More Animal Diseases Seen as Human Threat
by Beth Daley
Boston Globe, April 19, 2001, p.A01
(Abbreviated)
More than 200 people died last year in Yemen and Saudi Arabia - some
blinded or vomiting blood - when a disease that normally afflicts African
livestock somehow crossed the Red Sea and attacked humans.
In Malaysia in 1998, a virus normally found in pigs broke out among farmers,
killing a third of the people it infected.
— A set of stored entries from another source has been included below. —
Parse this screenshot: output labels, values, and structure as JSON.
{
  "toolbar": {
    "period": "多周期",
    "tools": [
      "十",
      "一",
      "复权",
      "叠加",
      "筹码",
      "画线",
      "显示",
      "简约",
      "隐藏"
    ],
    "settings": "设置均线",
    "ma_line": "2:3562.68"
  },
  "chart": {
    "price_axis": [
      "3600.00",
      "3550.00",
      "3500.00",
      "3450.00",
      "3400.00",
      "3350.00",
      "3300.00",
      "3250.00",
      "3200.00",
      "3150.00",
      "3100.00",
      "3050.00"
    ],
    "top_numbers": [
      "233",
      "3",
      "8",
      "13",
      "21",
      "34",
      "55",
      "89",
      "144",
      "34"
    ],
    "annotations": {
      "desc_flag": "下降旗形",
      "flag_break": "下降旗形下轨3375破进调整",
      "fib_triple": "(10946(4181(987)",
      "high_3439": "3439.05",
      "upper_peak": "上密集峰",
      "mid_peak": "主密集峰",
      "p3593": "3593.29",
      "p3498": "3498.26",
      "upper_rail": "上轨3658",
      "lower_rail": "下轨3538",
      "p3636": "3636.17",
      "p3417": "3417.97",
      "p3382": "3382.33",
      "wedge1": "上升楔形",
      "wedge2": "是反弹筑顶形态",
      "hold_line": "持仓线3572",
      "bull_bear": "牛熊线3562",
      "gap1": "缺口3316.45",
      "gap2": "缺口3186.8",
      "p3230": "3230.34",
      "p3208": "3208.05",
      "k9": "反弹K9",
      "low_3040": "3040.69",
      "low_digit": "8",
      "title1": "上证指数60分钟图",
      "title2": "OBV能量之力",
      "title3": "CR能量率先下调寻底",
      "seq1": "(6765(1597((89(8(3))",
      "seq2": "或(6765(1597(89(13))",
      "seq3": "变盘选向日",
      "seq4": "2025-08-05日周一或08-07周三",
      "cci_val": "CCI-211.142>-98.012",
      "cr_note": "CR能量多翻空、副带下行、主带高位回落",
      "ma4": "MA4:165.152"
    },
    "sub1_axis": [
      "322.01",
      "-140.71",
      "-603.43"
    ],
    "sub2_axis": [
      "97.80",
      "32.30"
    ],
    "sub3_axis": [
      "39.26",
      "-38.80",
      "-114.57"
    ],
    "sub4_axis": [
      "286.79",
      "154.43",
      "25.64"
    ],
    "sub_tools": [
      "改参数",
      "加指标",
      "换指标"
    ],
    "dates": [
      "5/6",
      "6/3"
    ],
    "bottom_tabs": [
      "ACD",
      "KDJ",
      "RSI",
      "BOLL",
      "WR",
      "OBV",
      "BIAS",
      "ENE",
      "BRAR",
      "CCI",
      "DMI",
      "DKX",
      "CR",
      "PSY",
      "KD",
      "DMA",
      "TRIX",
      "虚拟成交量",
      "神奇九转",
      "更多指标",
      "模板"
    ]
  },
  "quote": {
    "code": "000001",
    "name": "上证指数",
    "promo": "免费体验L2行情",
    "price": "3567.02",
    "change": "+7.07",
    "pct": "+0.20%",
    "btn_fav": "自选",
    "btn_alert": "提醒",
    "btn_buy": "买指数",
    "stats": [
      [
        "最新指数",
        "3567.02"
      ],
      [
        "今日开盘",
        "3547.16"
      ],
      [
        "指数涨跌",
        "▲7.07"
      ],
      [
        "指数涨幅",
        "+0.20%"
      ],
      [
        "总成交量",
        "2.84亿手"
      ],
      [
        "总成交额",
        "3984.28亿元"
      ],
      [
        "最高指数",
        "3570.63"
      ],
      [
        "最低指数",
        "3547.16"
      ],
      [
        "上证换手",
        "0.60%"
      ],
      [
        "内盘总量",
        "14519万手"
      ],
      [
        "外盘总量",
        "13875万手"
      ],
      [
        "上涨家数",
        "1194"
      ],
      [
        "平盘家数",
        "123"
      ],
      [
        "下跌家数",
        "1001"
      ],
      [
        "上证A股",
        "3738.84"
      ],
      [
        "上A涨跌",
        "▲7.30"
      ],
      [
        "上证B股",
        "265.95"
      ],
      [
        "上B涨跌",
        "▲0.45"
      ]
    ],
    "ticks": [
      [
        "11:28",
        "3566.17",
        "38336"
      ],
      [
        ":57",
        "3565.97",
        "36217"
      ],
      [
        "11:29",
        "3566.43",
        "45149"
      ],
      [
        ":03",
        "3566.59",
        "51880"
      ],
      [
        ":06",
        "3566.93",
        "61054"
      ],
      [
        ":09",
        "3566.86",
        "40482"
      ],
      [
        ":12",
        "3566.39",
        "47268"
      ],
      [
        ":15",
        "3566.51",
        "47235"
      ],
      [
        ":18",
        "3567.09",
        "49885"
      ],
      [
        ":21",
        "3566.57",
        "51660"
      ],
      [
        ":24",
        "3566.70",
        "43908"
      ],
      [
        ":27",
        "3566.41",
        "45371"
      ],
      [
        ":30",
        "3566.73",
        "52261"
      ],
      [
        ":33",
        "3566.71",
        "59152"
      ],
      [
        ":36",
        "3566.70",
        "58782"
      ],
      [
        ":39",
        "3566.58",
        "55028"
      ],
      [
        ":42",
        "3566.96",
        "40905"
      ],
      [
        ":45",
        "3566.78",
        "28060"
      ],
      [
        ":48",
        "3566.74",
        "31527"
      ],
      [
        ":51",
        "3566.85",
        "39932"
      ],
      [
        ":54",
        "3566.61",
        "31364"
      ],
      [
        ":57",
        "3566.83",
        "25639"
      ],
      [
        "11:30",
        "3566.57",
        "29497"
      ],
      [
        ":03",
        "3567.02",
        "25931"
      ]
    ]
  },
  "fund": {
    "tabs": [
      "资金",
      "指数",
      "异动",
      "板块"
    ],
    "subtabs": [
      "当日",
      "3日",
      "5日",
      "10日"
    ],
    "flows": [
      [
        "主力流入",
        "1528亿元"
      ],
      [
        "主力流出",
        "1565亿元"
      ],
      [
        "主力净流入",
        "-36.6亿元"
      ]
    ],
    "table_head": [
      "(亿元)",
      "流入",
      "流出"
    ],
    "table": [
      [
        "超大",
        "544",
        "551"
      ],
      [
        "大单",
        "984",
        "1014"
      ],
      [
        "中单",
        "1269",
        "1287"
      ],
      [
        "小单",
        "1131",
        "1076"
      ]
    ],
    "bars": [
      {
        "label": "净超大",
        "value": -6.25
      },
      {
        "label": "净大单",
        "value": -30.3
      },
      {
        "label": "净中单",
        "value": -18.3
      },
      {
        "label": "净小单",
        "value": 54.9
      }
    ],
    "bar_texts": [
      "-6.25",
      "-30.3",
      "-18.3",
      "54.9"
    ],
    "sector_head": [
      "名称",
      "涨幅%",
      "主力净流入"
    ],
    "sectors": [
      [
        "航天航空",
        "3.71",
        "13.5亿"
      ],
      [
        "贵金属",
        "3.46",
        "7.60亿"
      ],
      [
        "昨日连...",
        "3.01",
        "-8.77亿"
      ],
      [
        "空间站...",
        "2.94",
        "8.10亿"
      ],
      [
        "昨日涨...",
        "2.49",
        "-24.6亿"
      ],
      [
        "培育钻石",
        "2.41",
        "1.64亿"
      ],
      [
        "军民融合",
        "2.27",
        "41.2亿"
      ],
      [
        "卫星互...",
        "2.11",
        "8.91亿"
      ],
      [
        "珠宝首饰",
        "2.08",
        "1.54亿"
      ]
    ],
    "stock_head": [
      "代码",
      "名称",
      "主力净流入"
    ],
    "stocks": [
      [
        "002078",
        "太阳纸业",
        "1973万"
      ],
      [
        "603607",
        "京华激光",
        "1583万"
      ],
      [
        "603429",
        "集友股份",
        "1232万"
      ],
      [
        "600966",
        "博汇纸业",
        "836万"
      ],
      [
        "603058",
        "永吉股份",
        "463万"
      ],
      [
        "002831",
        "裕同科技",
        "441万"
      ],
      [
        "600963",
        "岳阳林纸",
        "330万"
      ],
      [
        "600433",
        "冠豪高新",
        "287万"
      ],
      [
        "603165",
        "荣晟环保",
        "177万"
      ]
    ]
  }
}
And a handful of Europeans have come home from Africa in recent years
with Lassa fever, a rodent virus that kills 5,000 people a year - but
seldom outside of West Africa.
While public attention remains riveted on efforts to keep foot-and-mouth
and mad cow diseases out of the United States, front-line infectious disease
researchers are concerned about the next wave of potentially deadly diseases.
The most dangerous of these obscure conditions have made the mysterious
leap from animals to infect humans, mainly in tropical climates far from
the United States.
''This is what keeps us awake at night,'' said Dr. Daniel Shapiro, infectious
disease specialist at Boston Medical Center. Shapiro is managing editor
of ProMED-mail., an online emerging disease monitor supported by the International
Society for Infectious Diseases. ''We can't make sure they don't happen
here and we need to control them if they do break out. With increased
globalization, there is increased risk.''
Unfortunately, there are hundreds of animal diseases that can infect
and kill humans. But scientists usually discover them only when outbreaks
occur in people - they can't predict what will make the jump from animal
to human or where.
For example, it wasn't until pig farmers in northern Malaysia three years
ago began developing fevers and other symptoms that doctors realized they
were suffering from a virus contracted from pigs. (The pigs, in turn,
got it from fruit bats.) More than 100 people died and hundreds of thousands
of pigs were slaughtered before the Nipah virus was controlled. The US
government is studying Nipah in a high-security Atlanta lab in hopes of
stopping it from breaking out here.
''We are studying diseases that are highly lethal and for which there
is no specific treatment,'' said Steve Ostroff, associate director for
epidemiologic science at the National Center for Infectious Diseases.